Sans compter que le projet de loi de bioéthique doit également permettre aux femmes et hommes qui le souhaitent l’auto-conservation de leurs gamètes, avec des conditions d’âge. Ce qui risque d’augmenter sensiblement l’activité des 29 Cecos.

Emilie Duret, coprésidente de l’association française des avocats LGBT+, partage les mêmes inquiétudes.

“Alors qu’à l’étranger, il n’y a pas de délais d’attente et qu’en quelques mois on peut tomber enceinte, je ne vois pas comment ces centres pourront répondre à la demande alors qu’ils ont déjà du mal avec celle des couples hétérosexuels.”

Elle souhaite ainsi que d’autres centres puissent eux aussi recueillir et gérer les gamètes.

“Evidemment certains ont la crainte d’une marchandisation de la PMA. Mais par le biais d’association ou de partenariat avec un hôpital, cela pourrait décongestionner les Cecos.”

Si le texte est adopté au Palais Bourbon, il sera ensuite examiné au palais du Luxembourg. Et pourrait faire la navette entre les deux chambres, avec la possibilité d’une commission mixte paritaire en cas de désaccord et d’un vote ultime à l’Assemblée nationale. Promulgué par le président de la République, il n’en serait pour le moins pas encore applicable: le conseil constitutionnel pourrait être saisi.

La loi n’entrerait alors en vigueur qu’après sa publication au Journal officiel et ses décrets d’application. Ce qui fait craindre à Nicolas Faget, de l’Association des parents et futurs parents gays et lesbiens, plusieurs années d’attente.
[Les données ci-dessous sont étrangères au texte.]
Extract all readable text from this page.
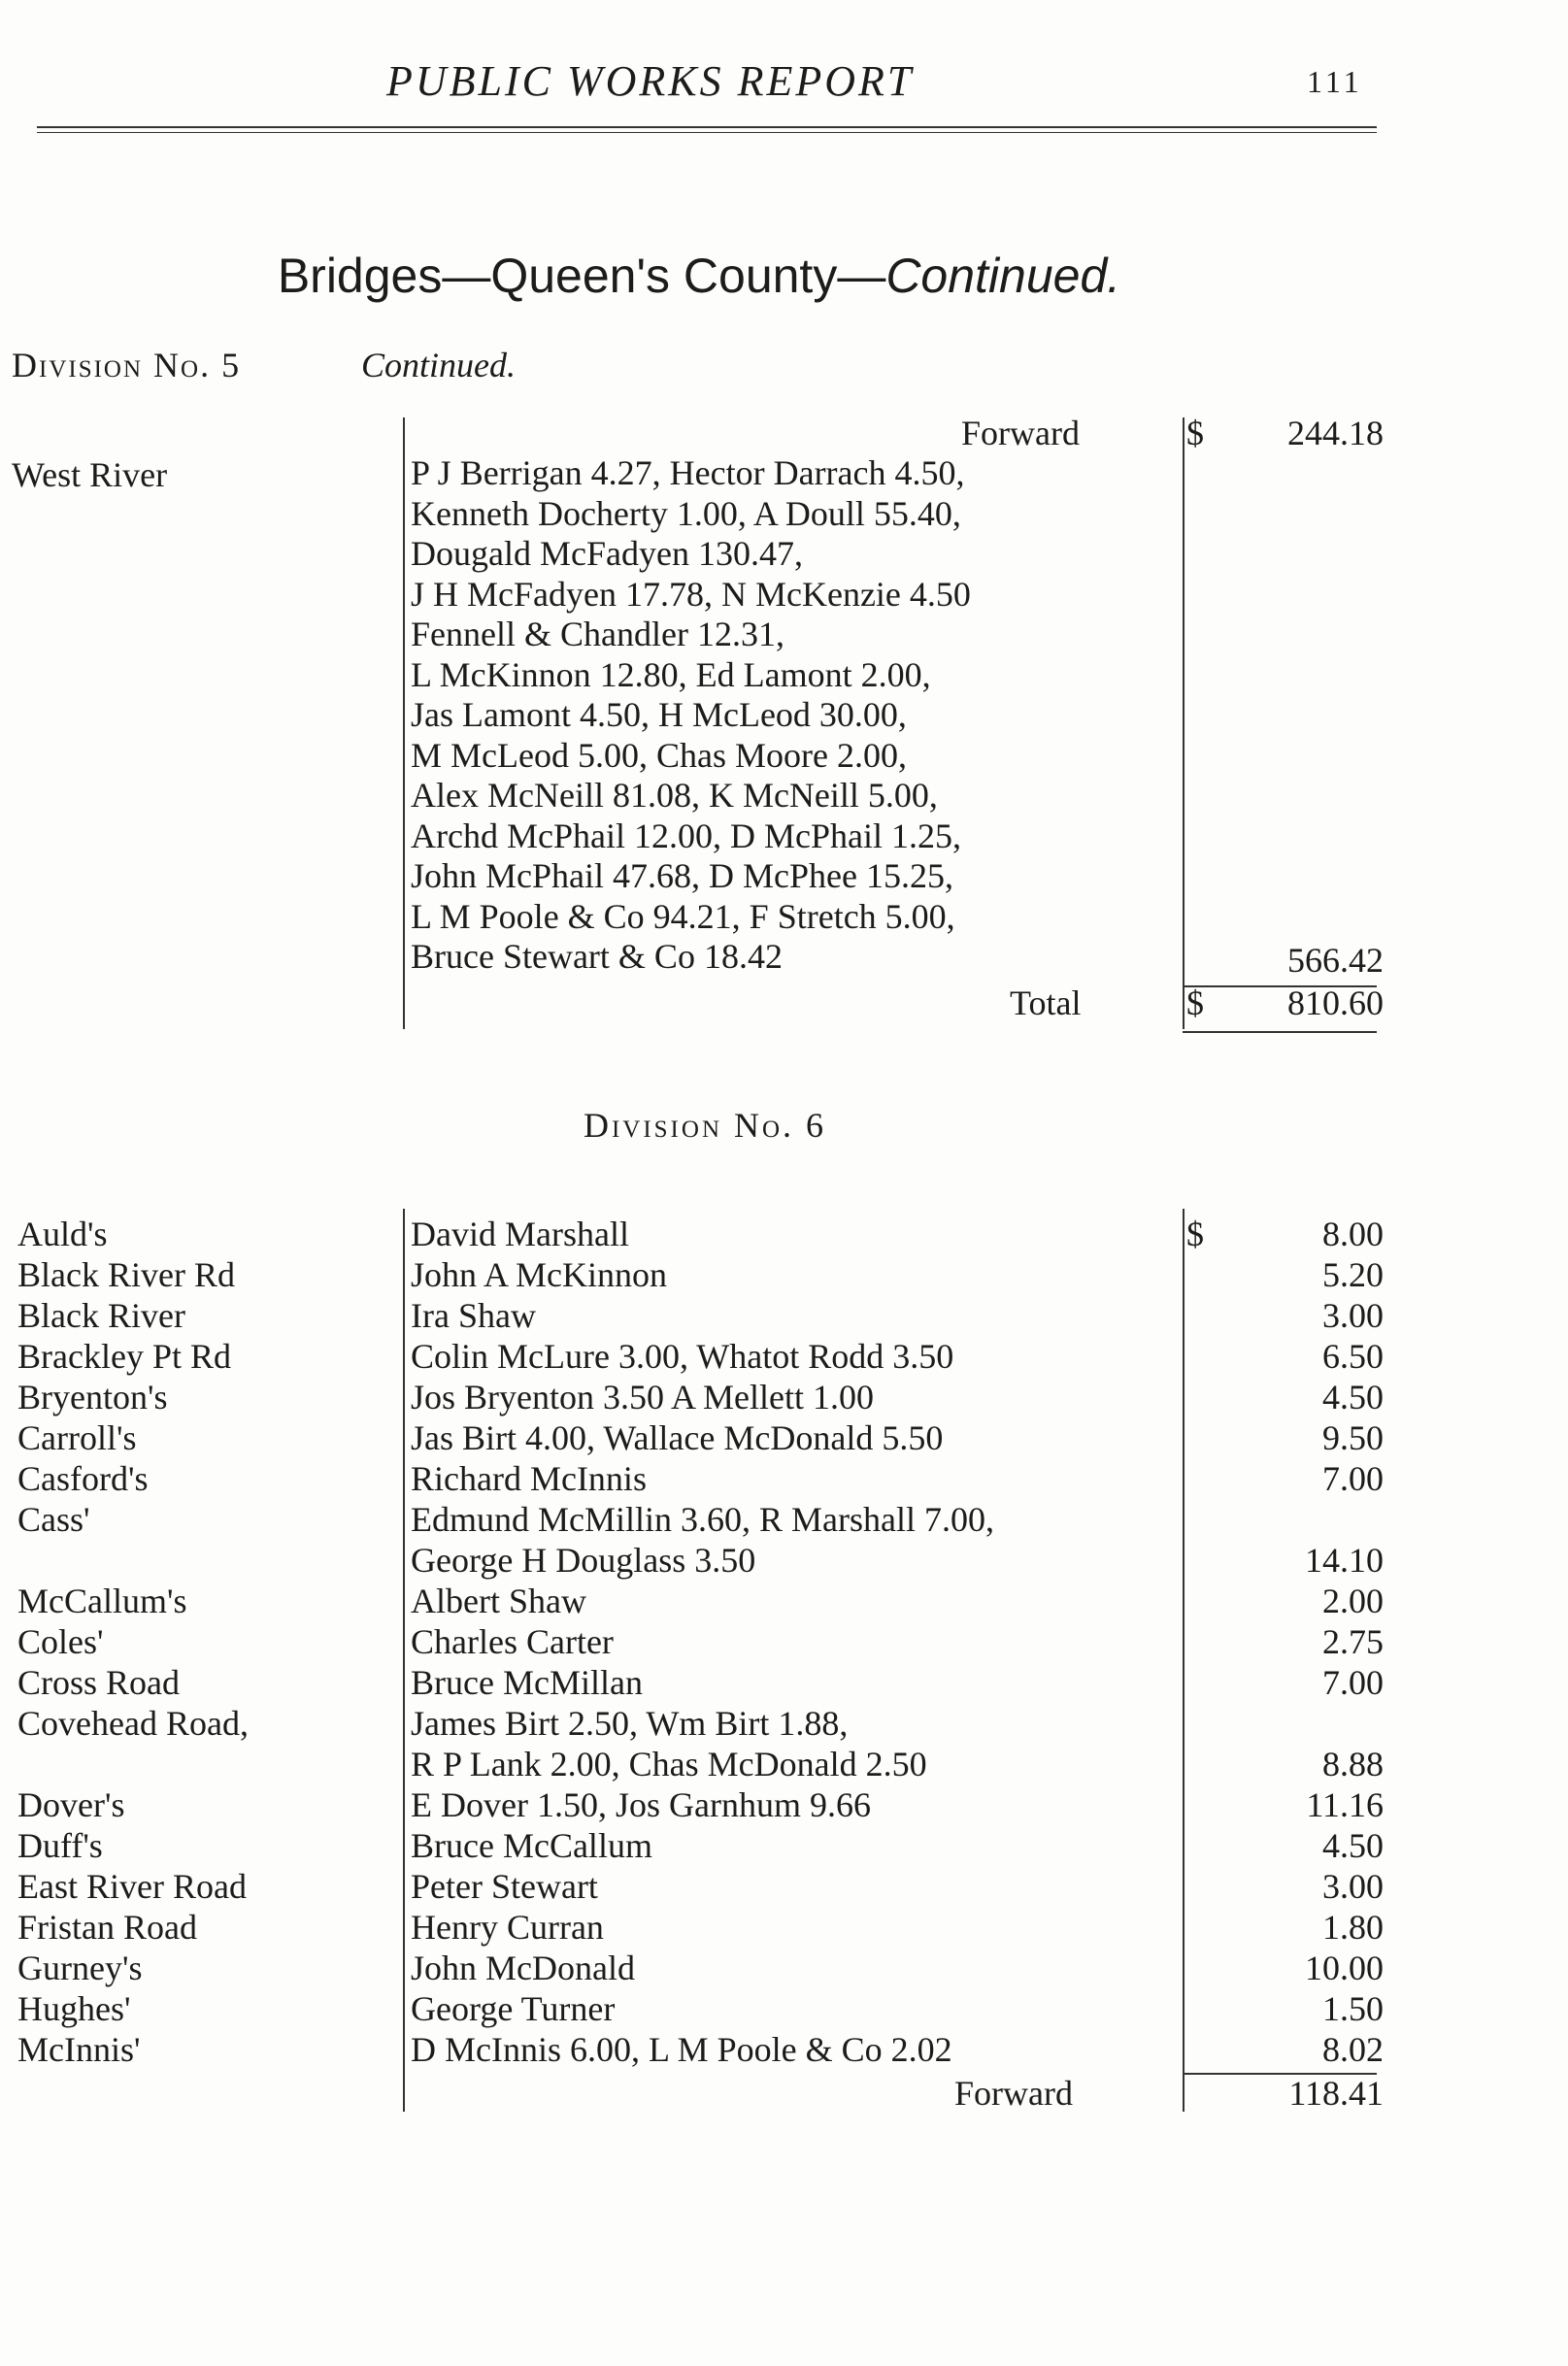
PUBLIC WORKS REPORT	111
Bridges—Queen's County—Continued.
Division No. 5	Continued.
Forward	$	244.18
West River	P J Berrigan 4.27, Hector Darrach 4.50,
Kenneth Docherty 1.00, A Doull 55.40,
Dougald McFadyen 130.47,
J H McFadyen 17.78, N McKenzie 4.50
Fennell & Chandler 12.31,
L McKinnon 12.80, Ed Lamont 2.00,
Jas Lamont 4.50, H McLeod 30.00,
M McLeod 5.00, Chas Moore 2.00,
Alex McNeill 81.08, K McNeill 5.00,
Archd McPhail 12.00, D McPhail 1.25,
John McPhail 47.68, D McPhee 15.25,
L M Poole & Co 94.21, F Stretch 5.00,
Bruce Stewart & Co 18.42	566.42
Total	$	810.60
Division No. 6
$
Auld's	David Marshall	8.00
Black River Rd	John A McKinnon	5.20
Black River	Ira Shaw	3.00
Brackley Pt Rd	Colin McLure 3.00, Whatot Rodd 3.50	6.50
Bryenton's	Jos Bryenton 3.50 A Mellett 1.00	4.50
Carroll's	Jas Birt 4.00, Wallace McDonald 5.50	9.50
Casford's	Richard McInnis	7.00
Cass'	Edmund McMillin 3.60, R Marshall 7.00,
George H Douglass 3.50	14.10
McCallum's	Albert Shaw	2.00
Coles'	Charles Carter	2.75
Cross Road	Bruce McMillan	7.00
Covehead Road,	James Birt 2.50, Wm Birt 1.88,
R P Lank 2.00, Chas McDonald 2.50	8.88
Dover's	E Dover 1.50, Jos Garnhum 9.66	11.16
Duff's	Bruce McCallum	4.50
East River Road	Peter Stewart	3.00
Fristan Road	Henry Curran	1.80
Gurney's	John McDonald	10.00
Hughes'	George Turner	1.50
McInnis'	D McInnis 6.00, L M Poole & Co 2.02	8.02
Forward	118.41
“Peut-être 2021, et encore, ces femmes pourraient attendre encore plus longtemps. On l’a vu avec le mariage pour tous. Des maires ont refusé de marier des couples homosexuels. Cela pourrait être pareil avec le refus de certains médecins mettant en avant une clause de conscience ou une priorisation faite sur les couples hétérosexuels. Ce n’est pas illégitime de penser ça quand on voit la réaction de l’Académie de médecine (elle a émis des réserves sur la PMA pour toutes, NDLR). Cela risque d’être très long pour elles. Or, une femme de 35, 36, 37 ans ne peut pas se permettre cette incertitude.”
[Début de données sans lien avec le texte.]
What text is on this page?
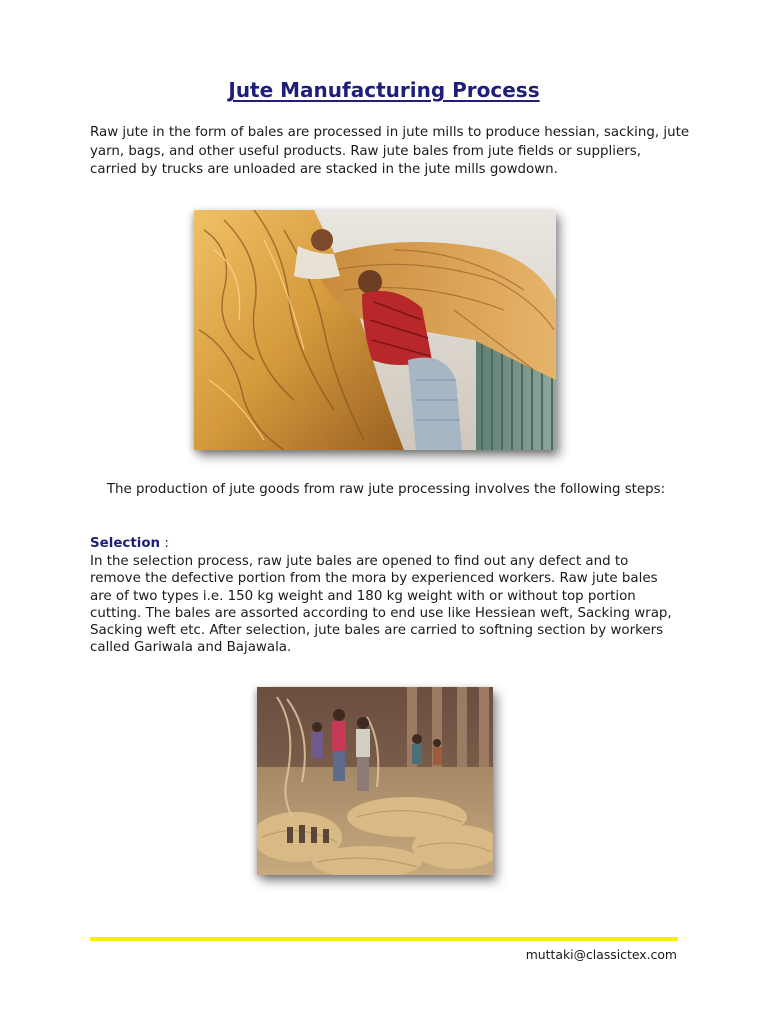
Jute Manufacturing Process

Raw jute in the form of bales are processed in jute mills to produce hessian, sacking, jute yarn, bags, and other useful products. Raw jute bales from jute fields or suppliers, carried by trucks are unloaded are stacked in the jute mills gowdown.

The production of jute goods from raw jute processing involves the following steps:

Selection :

In the selection process, raw jute bales are opened to find out any defect and to remove the defective portion from the mora by experienced workers. Raw jute bales are of two types i.e. 150 kg weight and 180 kg weight with or without top portion cutting. The bales are assorted according to end use like Hessiean weft, Sacking wrap, Sacking weft etc. After selection, jute bales are carried to softning section by workers called Gariwala and Bajawala.

muttaki@classictex.com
C’est pour cela qu’il continue de conseiller à ses adhérentes de se tourner vers l’étranger si elles en ont les moyens. Mêmes inquiétudes pour Emilie Duret, de l’association française des avocats LGBT+, qui table sur 2023.

“Il faut se donner les moyens pour que ce droit soit réalisable en pratique. Sans budget, l’ouverture de la PMA à toutes les femmes restera un droit théorique. Celles qui pourront se le permettre iront à l’étranger, les autres n’auront pas d’enfant ou devront attendre plusieurs années, comme c’est déjà le cas aujourd’hui chez les couples hétérosexuels.”